La settimana
I listini europei sempre nervosi. Il rendimento del bund resta in territorio positivo
Occhi ancora puntati sulla Fed
È difficile che la banca centrale americana guasterà la festa agli investitori con un fastidioso rialzo dei tassi di interesse il 21 settembre, come dimostrano le probabilità implicite nei derivati, che sono solo del 12%; tuttavia, l’approssimarsi della riunione della Federal Reserve sparge sui parterre un velo di inquietudine. Infatti, nonostante i segnali di rallentamento della crescita statunitense, che rendono più plausibile il perdurare di una politica monetaria morbida, gli indici di New York hanno alternato sedute positive a crolli decisi; pure i titoli di Stato di Washington sono scesi, soprattutto sulle lunghe scadenze a dir la verità, con i rendimenti speculari alle quotazioni in aumento, come se dovessero adeguarsi a prospettive di tassi più elevati (i titoli a due anni, invece, non scontano inasprimenti). In Europa il nervosismo si è tradotto in una serie di cali delle 600 azioni dello Stoxx, accentuati dalla speculazione al ribasso sui bancari, che ha zavorrato Piazza Affari. Pure le obbligazioni governative dell’Eurozona hanno seguito le orme dei Treasury Usa, con i rendimenti in rialzo a dispetto del sostegno degli acquisti della Banca Centrale Europea, che non ha ampliato gli stimoli la scorsa settimana, ma è probabile che lo faccia tra qualche mese. L’effetto Treasury è stato evidente sul rendimento del Bund decennale tedesco, che è tornato in positivo dopo il panico della Brexit e ha oscillato tra poco sopra lo zero (0,002%) e lo 0,075%.
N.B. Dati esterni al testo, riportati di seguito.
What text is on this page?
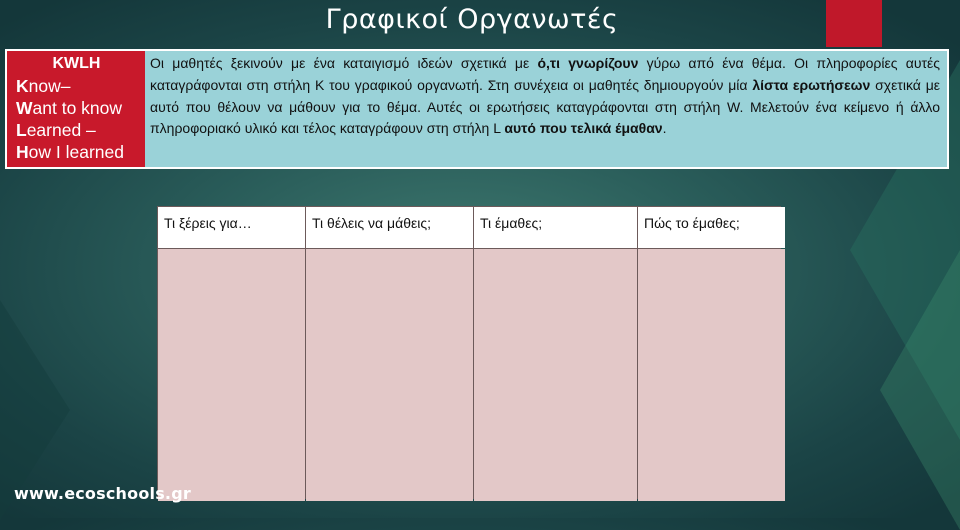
Γραφικοί Οργανωτές
KWLH
Know–
Want to know
Learned –
How I learned
Οι μαθητές ξεκινούν με ένα καταιγισμό ιδεών σχετικά με ό,τι γνωρίζουν γύρω από ένα θέμα. Οι πληροφορίες αυτές καταγράφονται στη στήλη K του γραφικού οργανωτή. Στη συνέχεια οι μαθητές δημιουργούν μία λίστα ερωτήσεων σχετικά με αυτό που θέλουν να μάθουν για το θέμα. Αυτές οι ερωτήσεις καταγράφονται στη στήλη W. Μελετούν ένα κείμενο ή άλλο πληροφοριακό υλικό και τέλος καταγράφουν στη στήλη L αυτό που τελικά έμαθαν.
Τι ξέρεις για…	Τι θέλεις να μάθεις;	Τι έμαθες;	Πώς το έμαθες;
www.ecoschools.gr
Però giovedì (giorno di chiusura di Plus24), gli operatori d’Oltreoceano sono partiti con ottimismo e hanno ridato fiato ai parterre del Vecchio Continente, che hanno ridotto le perdite sul venerdì precedente (-1,5% lo Stoxx600, -3,1% il Ftse All share di Milano, -2,6% il Cac40 di Parigi, -1,4% Francoforte, -0,7% Londra).
Forse le vendite al dettaglio americane, in flessione dello 0,3% ad agosto, hanno contribuito ad alleviare le preoccupazioni per l’indesiderata stretta monetaria, in quanto indizio di una crescita zoppicante. Viceversa, il miglioramento dell’indice di fiducia della Fed di Philadelphia ai massimi dal febbraio 2015 – tonico più nella componente dei prezzi che in quella del lavoro o degli ordini – non ha scalfito la propensione al rischio.